Example: Bob is taking a survey about his favorite kinds of cars. A question asks Bob how much he agrees with the statement “Red is the best color for cars.” The response options are:
Bob doesn’t strongly disagree that red is the best color for cars. However, he doesn’t like red, and because the scale is not balanced with positive and negative options it is his only negative choice. Researchers who look at this data may misjudge how strongly people disagree that red is their favorite car color.
Later on in the same survey, Bob reads the following question:
“Of all of the previous questions, which one was asked that you don’t think should have been omitted from this survey?”
Bob leaves the survey question blank because he is confused by the wording and decides he is not sure what it is asking. Researchers do not collect data for that question and miss out on valuable information.
The final section of the survey is a long series of questions that ask Bob to pick his favorite car brand is in various scenarios. Bob doesn’t really care about car brands, so he just quickly picks the first brand in each of the scenarios. The first brand option is always “Cool Brand X,” so when researchers interpret this data they overestimate how popular “Cool Brand X,” really is.
How to minimize: Measurement error can be the most difficult to avoid, as there are many possible sources. Still, some of the most common solutions include: 1) Avoid having questions that do not allow respondents to express their true opinion, 2) Avoid having confusing questions, and 3) Avoid question order effects.
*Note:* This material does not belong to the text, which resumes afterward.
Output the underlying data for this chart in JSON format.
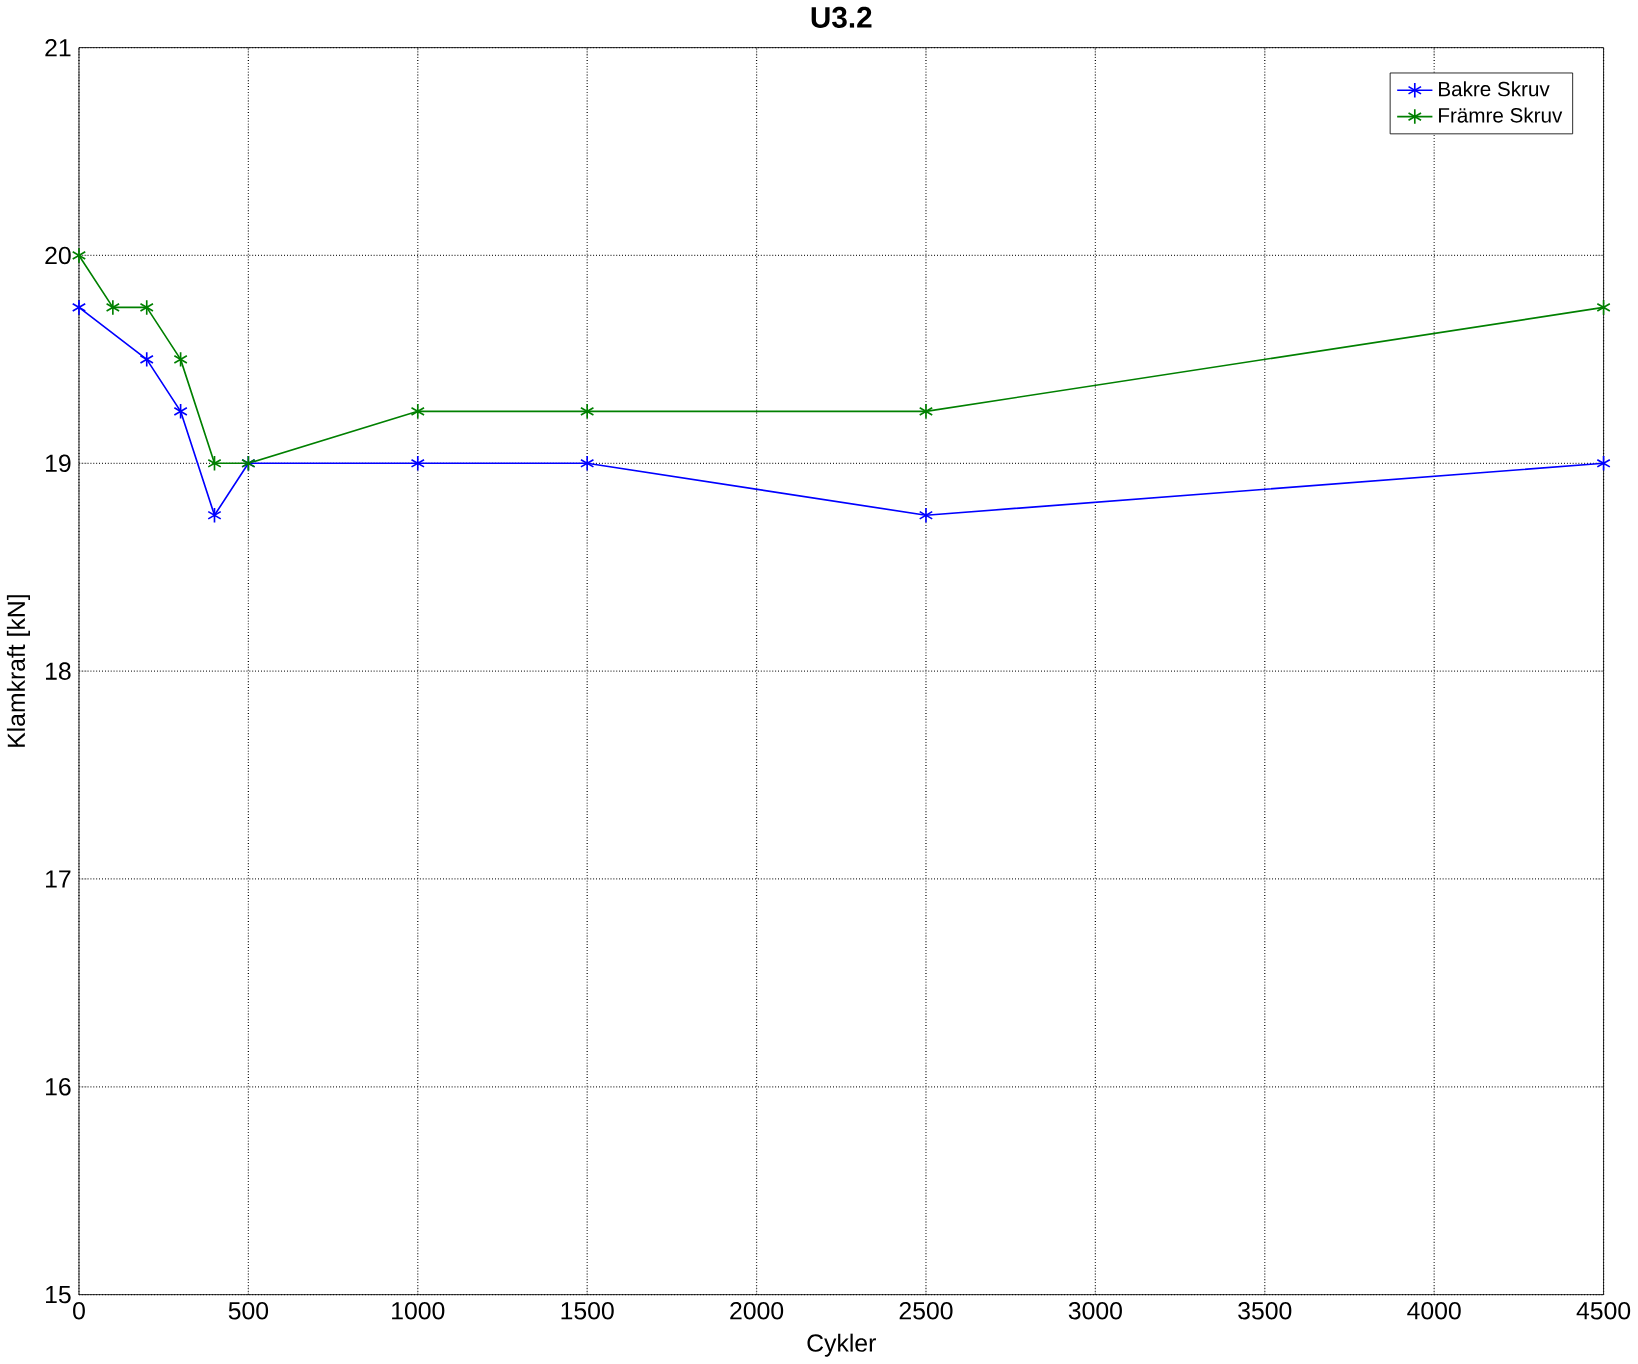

Survey questions often use scales to try to understand how interested a respondent is in something, to what extent they agree with something, or some other measurement that can be placed a positive to negative spectrum. When using scales such as these, researchers can reduce measurement error by ensuring the scales are balanced, so as to give respondents a better chance to properly express their opinion. Additionally, for questions that respondents may not be able to or feel comfortable answering, surveys can benefit from adding ‘I don’t know,” or “I prefer not to answer,” response options, to avoid respondents either refusing to answer completely or intentionally answering incorrectly.
Make sure questions are no more complicated than they need to be. By having simple questions that avoid double negative, confusing phrasing, or ambiguous words, researchers can avoid instances where respondents do not understand how to properly answer.
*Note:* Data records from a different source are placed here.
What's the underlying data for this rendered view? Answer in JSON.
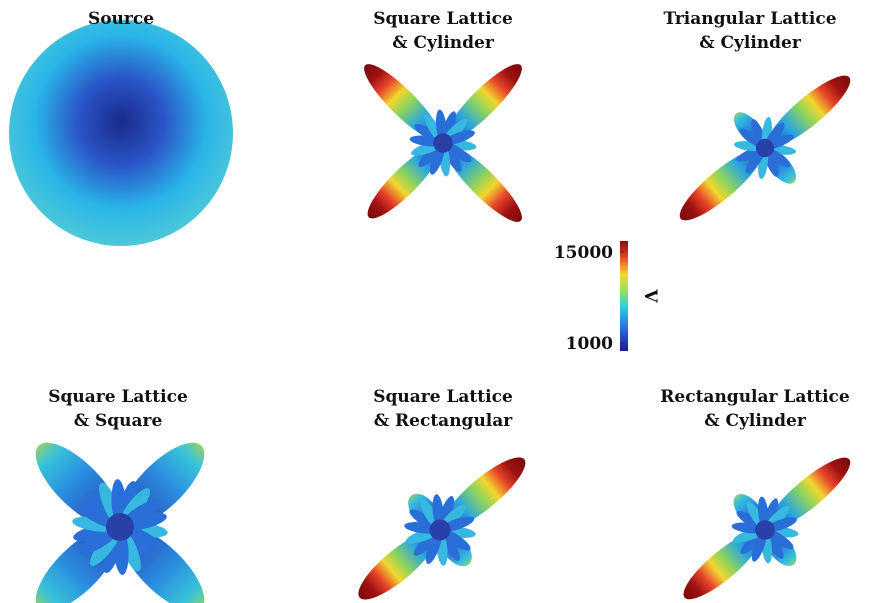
{
  "panels": [
    {
      "title": [
        "Source"
      ]
    },
    {
      "title": [
        "Square Lattice",
        "& Cylinder"
      ]
    },
    {
      "title": [
        "Triangular Lattice",
        "& Cylinder"
      ]
    },
    {
      "title": [
        "Square Lattice",
        "& Square"
      ]
    },
    {
      "title": [
        "Square Lattice",
        "& Rectangular"
      ]
    },
    {
      "title": [
        "Rectangular Lattice",
        "& Cylinder"
      ]
    }
  ],
  "colorbar": {
    "label": "V",
    "ticks": [
      15000,
      1000
    ]
  }
}
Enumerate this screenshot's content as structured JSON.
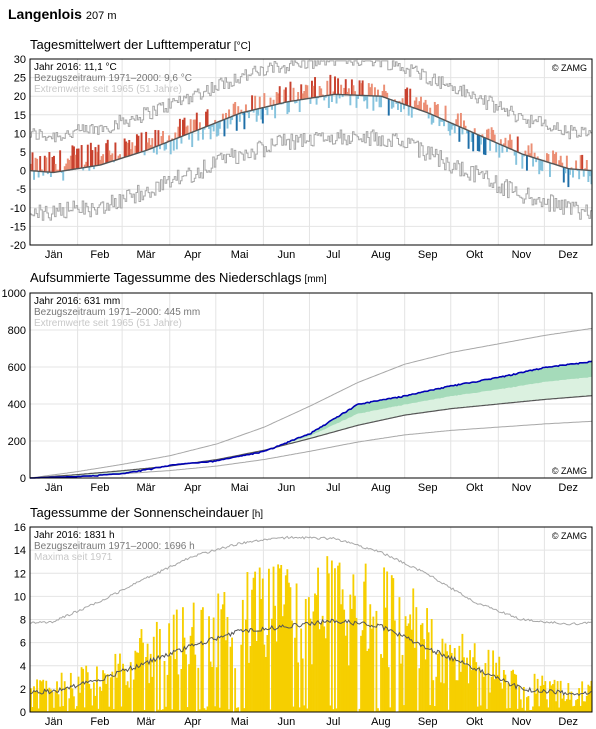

There are many types of question order effects. The order of the responses in a question or the order of the questions in the survey itself can affect how respondents answer. Respondents may pick the first response they see, the last response they hear, the response they feel best aligns with their previous survey answers, or otherwise answer the survey questions in a way that is impacted by question and response order. By randomizing the presentation of response options, or the order of questions where appropriate, researchers can negate question order effects.
Survey error always exists in the real world. However, by understanding common sources of survey error and equipping themselves with tools to combat their effects, researchers can still confidently draw conclusions from their data.
Dillman, D., Smyth, J., & Christian, L. Internet, Phone, Mail, and Mixed-Mode Surveys: The Tailored Design Method. Fourth Edition. 2014.
Lohr, S. Sampling: Design and Analysis. Second Edition. 2010
Lock, R., Lock, P., Morgan, K., Lock, E., & Lock, D. Statistics: Unlocking the Power of Data. 2013.